Das Langzeittauto: Mercedes R 129
Der Neue ist, kaum zu glauben, seit seinem Debüt auf dem Genfer Salon 1989 auch schon 20 Jahre alt. Gefühlt wirkt er weit jünger, als es ein 300 SL Roadster 1977 je war. Beim Thema Unterhalt und Instandsetzung schlägt die große STunde des neuen Mercedes SL, ein zahm motorisierter R 129 stellt nicht mehr Ansprüche als ein Mercedes 300 E. Rost findet beim ersten Roadster aus Bremen nicht statt. Und die Elektronik mit ihren zahlreichen Steuergeräten nimmt allenfalls lange Standzeiten übel.

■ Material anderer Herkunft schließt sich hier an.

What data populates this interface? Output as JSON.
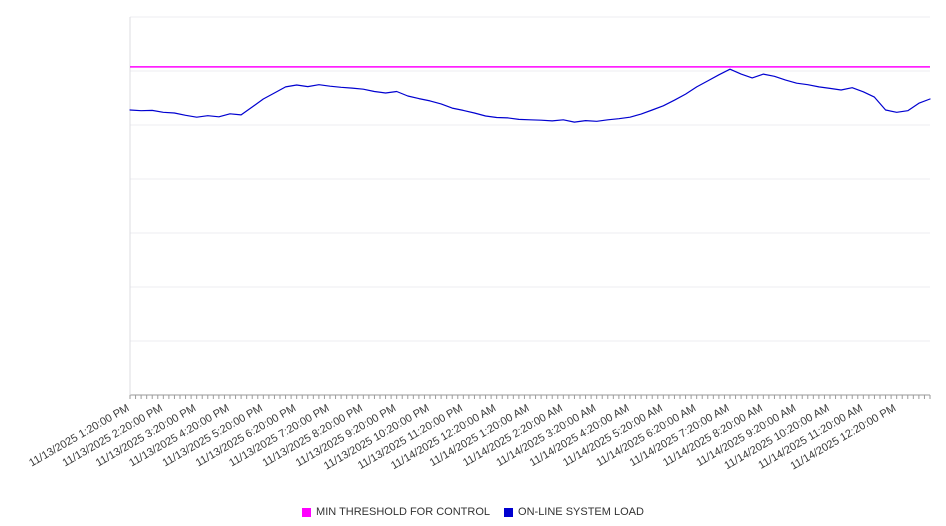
{
  "legend": [
    {
      "label": "MIN THRESHOLD FOR CONTROL",
      "color": "#ff00ff"
    },
    {
      "label": "ON-LINE SYSTEM LOAD",
      "color": "#0000d0"
    }
  ],
  "chart_data": {
    "type": "line",
    "title": "",
    "xlabel": "",
    "ylabel": "",
    "ylim": [
      0,
      100
    ],
    "y_axis_labels_visible": false,
    "y_gridline_count": 8,
    "grid": true,
    "legend_position": "bottom",
    "x_total_hours": 24,
    "x_minor_ticks_per_hour": 6,
    "x_labels": [
      "11/13/2025 1:20:00 PM",
      "11/13/2025 2:20:00 PM",
      "11/13/2025 3:20:00 PM",
      "11/13/2025 4:20:00 PM",
      "11/13/2025 5:20:00 PM",
      "11/13/2025 6:20:00 PM",
      "11/13/2025 7:20:00 PM",
      "11/13/2025 8:20:00 PM",
      "11/13/2025 9:20:00 PM",
      "11/13/2025 10:20:00 PM",
      "11/13/2025 11:20:00 PM",
      "11/14/2025 12:20:00 AM",
      "11/14/2025 1:20:00 AM",
      "11/14/2025 2:20:00 AM",
      "11/14/2025 3:20:00 AM",
      "11/14/2025 4:20:00 AM",
      "11/14/2025 5:20:00 AM",
      "11/14/2025 6:20:00 AM",
      "11/14/2025 7:20:00 AM",
      "11/14/2025 8:20:00 AM",
      "11/14/2025 9:20:00 AM",
      "11/14/2025 10:20:00 AM",
      "11/14/2025 11:20:00 AM",
      "11/14/2025 12:20:00 PM"
    ],
    "series": [
      {
        "name": "MIN THRESHOLD FOR CONTROL",
        "style": "threshold",
        "color": "#ff00ff",
        "value": 86.8
      },
      {
        "name": "ON-LINE SYSTEM LOAD",
        "style": "line",
        "color": "#0000d0",
        "points_interval_minutes": 20,
        "values": [
          75.4,
          75.2,
          75.3,
          74.8,
          74.6,
          74.0,
          73.5,
          73.9,
          73.6,
          74.4,
          74.1,
          76.2,
          78.3,
          79.9,
          81.5,
          82.0,
          81.6,
          82.1,
          81.7,
          81.4,
          81.2,
          80.9,
          80.3,
          79.9,
          80.3,
          79.1,
          78.4,
          77.8,
          77.0,
          75.9,
          75.3,
          74.6,
          73.8,
          73.4,
          73.3,
          72.9,
          72.8,
          72.7,
          72.5,
          72.8,
          72.2,
          72.6,
          72.4,
          72.8,
          73.1,
          73.5,
          74.3,
          75.4,
          76.5,
          78.0,
          79.6,
          81.5,
          83.1,
          84.7,
          86.2,
          84.9,
          83.9,
          84.9,
          84.3,
          83.3,
          82.5,
          82.1,
          81.5,
          81.1,
          80.7,
          81.3,
          80.2,
          78.8,
          75.4,
          74.8,
          75.2,
          77.2,
          78.3
        ]
      }
    ]
  }
}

Es gibt nur einen echten SL - Das Urmodell
Trotzdem, beim 1989er SL prickelt nichts, keine Gänsehaut. 10.000 Euro kostet heute ein passabler 300 SL, so viel in Euro wie damals der Ur-SL-Roadster im Tal der Tränen. Anders dagegen der Mercedes 300 SL Roadster von 1957: Ein Dreh mit dem Zündschlüssel entfesselt jenes dumpfe Fauchen, das zwei kurze Gasstöße zu einem ruhigen sonoren Leerlauf disziplinieren. Es gibt eben nur einen wirklichen 300 SL. Pardon zwei, den Flügeltürer und den Roadster.